11 Para ağaçta yetişmez
Anlamı: Birine paranın sınırlı olduğunu ve dikkatsizce harcanmaması gerektiğini hatırlatmak için kullanılır.
Örnek: Alışveriş merkezine geri gitmiyoruz - para ağaçta yetişmez!
12 Para konuşur
Anlamı: Bir bireyi veya varlığı etkilemek için paranın nasıl kullanılabileceğini açıklar.
Örnek: Yürütme, Kongre'deki eleştirilerinden endişe duymuyordu.Sonuçta para konuşur.
13 Kitapları dengeleyin
Anlamı: Harcanan paranın (gider) getirilen paradan (gelir) fazla olmamasını sağlamak.Kişisel veya iş finansmanı tartışılırken kullanılabilir.
Örnek:Muhasebecimiz, mali yılın sonunda defterleri dengelememize yardımcı olur.
14 Kitapları pişirin
Anlamı: Gerçekten sahip olduğunuzdan daha fazla paranız varmış gibi görünmek için etik olmayan veya yasa dışı muhasebe uygulamaları yoluyla finansal verileri manipüle etmek.
Örnek: Hissedarlar, şirketin defterleri kapattığını ve ciddi bir borca battığını öğrendiklerinde şok oldular.
15 Sekmeyi alın
Anlamı: Bir şeyin bedelini ödemek.
Örnek: Kartınızı kaldırın;Bu sefer hesabı ben alacağım.
16 Yağmurlu bir gün için saklayın
Anlamı: İşinizi kaybetmek veya büyük bir tıbbi masraf gibi acil bir durumda bir kenara para koymak.
Örnek:Bonuslarını yeni bir motosiklet almak için kullanabilirlerdi ama bunun yerine onu kötü bir gün için saklamaya karar verdiler.
17 Otoyol soygunu
Anlamı: Bir şey için çok yüksek bir bedel ödenmesi.
Örnek: Bir bira için 12 dolar mı istiyorsunuz?Bu otoyol soygunu.
18 Hızlı para
Anlamı: Kısa sürede kazanılan para.
Örnek: Gösteri için sıraya giren insanlara şişelenmiş su satarak hızlı para kazanabilirsiniz.
19 Düz kırıldı
Anlamı: Çok az parası olmak veya hiç parası olmamak.

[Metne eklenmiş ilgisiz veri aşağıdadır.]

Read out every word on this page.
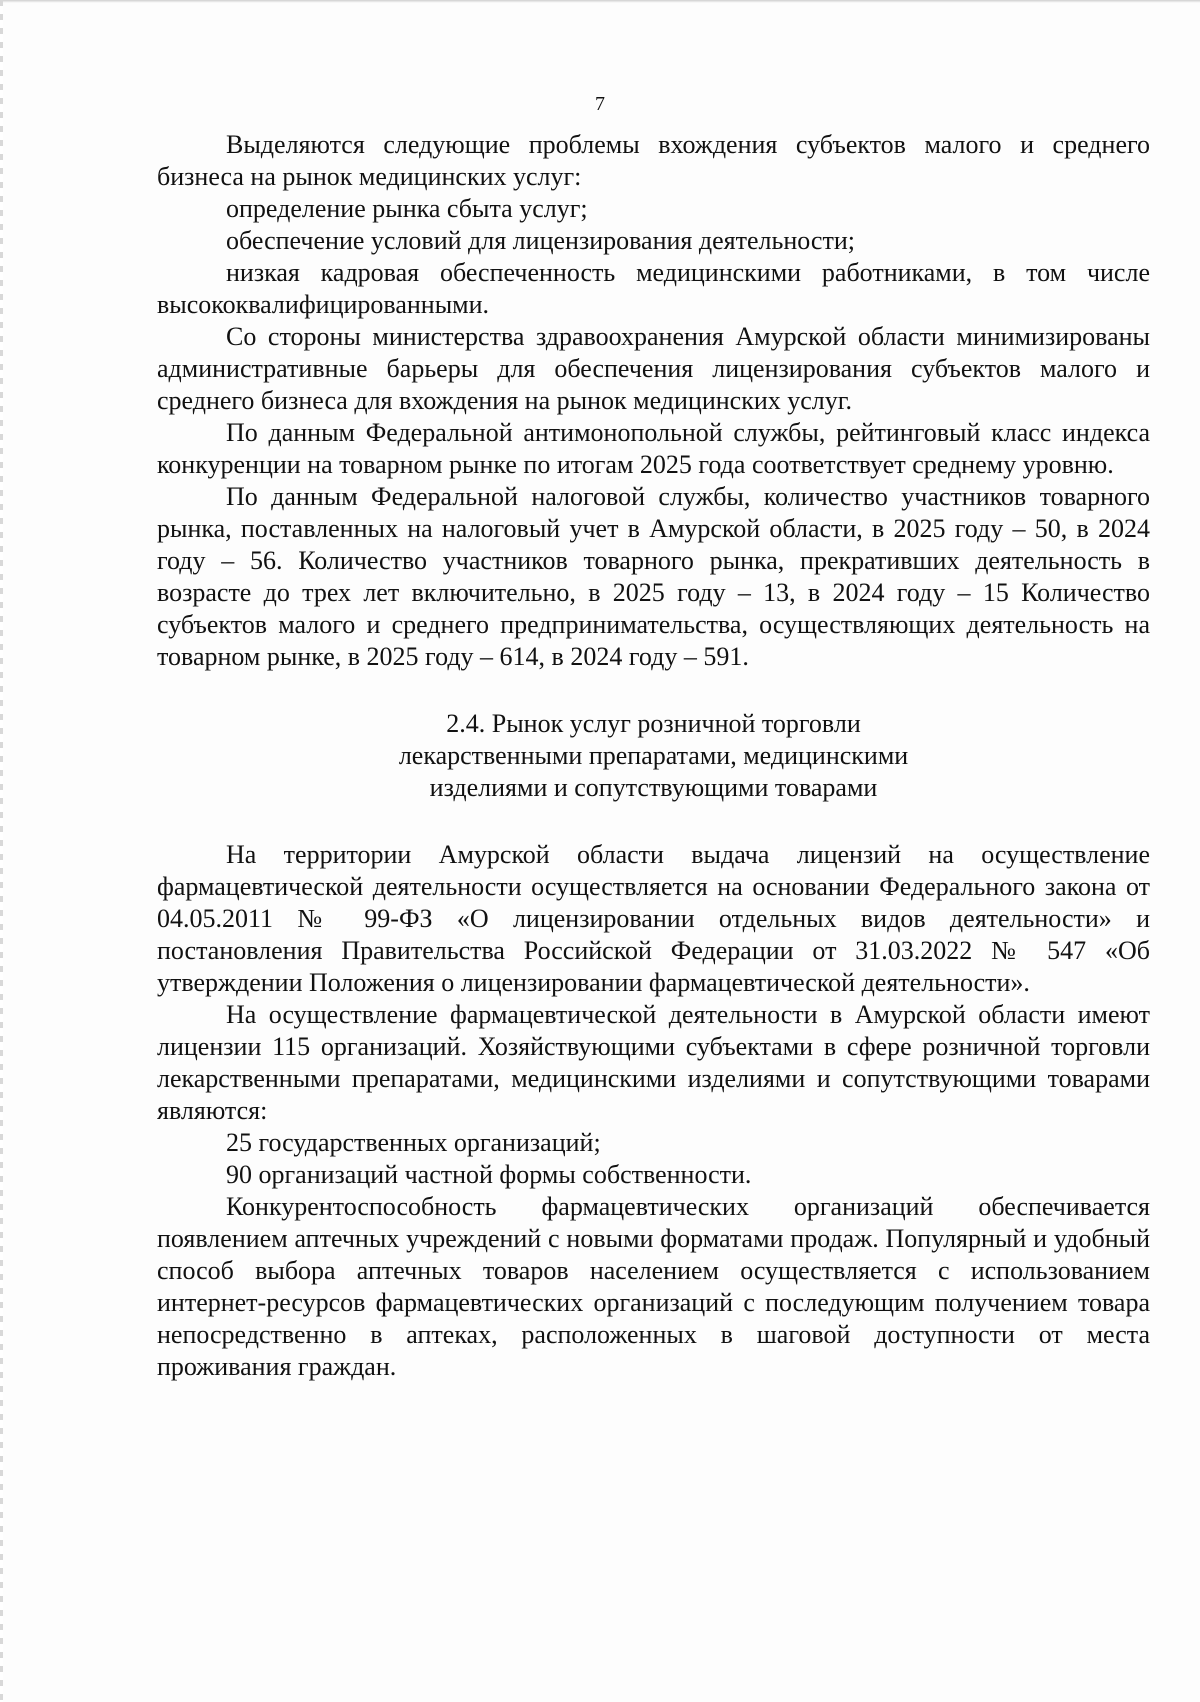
7

Выделяются следующие проблемы вхождения субъектов малого и среднего бизнеса на рынок медицинских услуг:

определение рынка сбыта услуг;

обеспечение условий для лицензирования деятельности;

низкая кадровая обеспеченность медицинскими работниками, в том числе высококвалифицированными.

Со стороны министерства здравоохранения Амурской области минимизированы административные барьеры для обеспечения лицензирования субъектов малого и среднего бизнеса для вхождения на рынок медицинских услуг.

По данным Федеральной антимонопольной службы, рейтинговый класс индекса конкуренции на товарном рынке по итогам 2025 года соответствует среднему уровню.

По данным Федеральной налоговой службы, количество участников товарного рынка, поставленных на налоговый учет в Амурской области, в 2025 году – 50, в 2024 году – 56. Количество участников товарного рынка, прекративших деятельность в возрасте до трех лет включительно, в 2025 году – 13, в 2024 году – 15 Количество субъектов малого и среднего предпринимательства, осуществляющих деятельность на товарном рынке, в 2025 году – 614, в 2024 году – 591.

2.4. Рынок услуг розничной торговли
лекарственными препаратами, медицинскими
изделиями и сопутствующими товарами

На территории Амурской области выдача лицензий на осуществление фармацевтической деятельности осуществляется на основании Федерального закона от 04.05.2011 № 99-ФЗ «О лицензировании отдельных видов деятельности» и постановления Правительства Российской Федерации от 31.03.2022 № 547 «Об утверждении Положения о лицензировании фармацевтической деятельности».

На осуществление фармацевтической деятельности в Амурской области имеют лицензии 115 организаций. Хозяйствующими субъектами в сфере розничной торговли лекарственными препаратами, медицинскими изделиями и сопутствующими товарами являются:

25 государственных организаций;

90 организаций частной формы собственности.

Конкурентоспособность фармацевтических организаций обеспечивается появлением аптечных учреждений с новыми форматами продаж. Популярный и удобный способ выбора аптечных товаров населением осуществляется с использованием интернет-ресурсов фармацевтических организаций с последующим получением товара непосредственно в аптеках, расположенных в шаговой доступности от места проживания граждан.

Örnek: Fast food'a bile param yetmiyor - meteliksizim.
20 Kemerinizi sıkın
Anlamı: Daha az para harcamak veya tutumlu yaşamak.
Örnek: Enflasyonun yavaşladığına dair bir işaret olmadan, şirket herhangi bir para sorunu yaşamamak için kemerini sıkmak zorunda kalacak.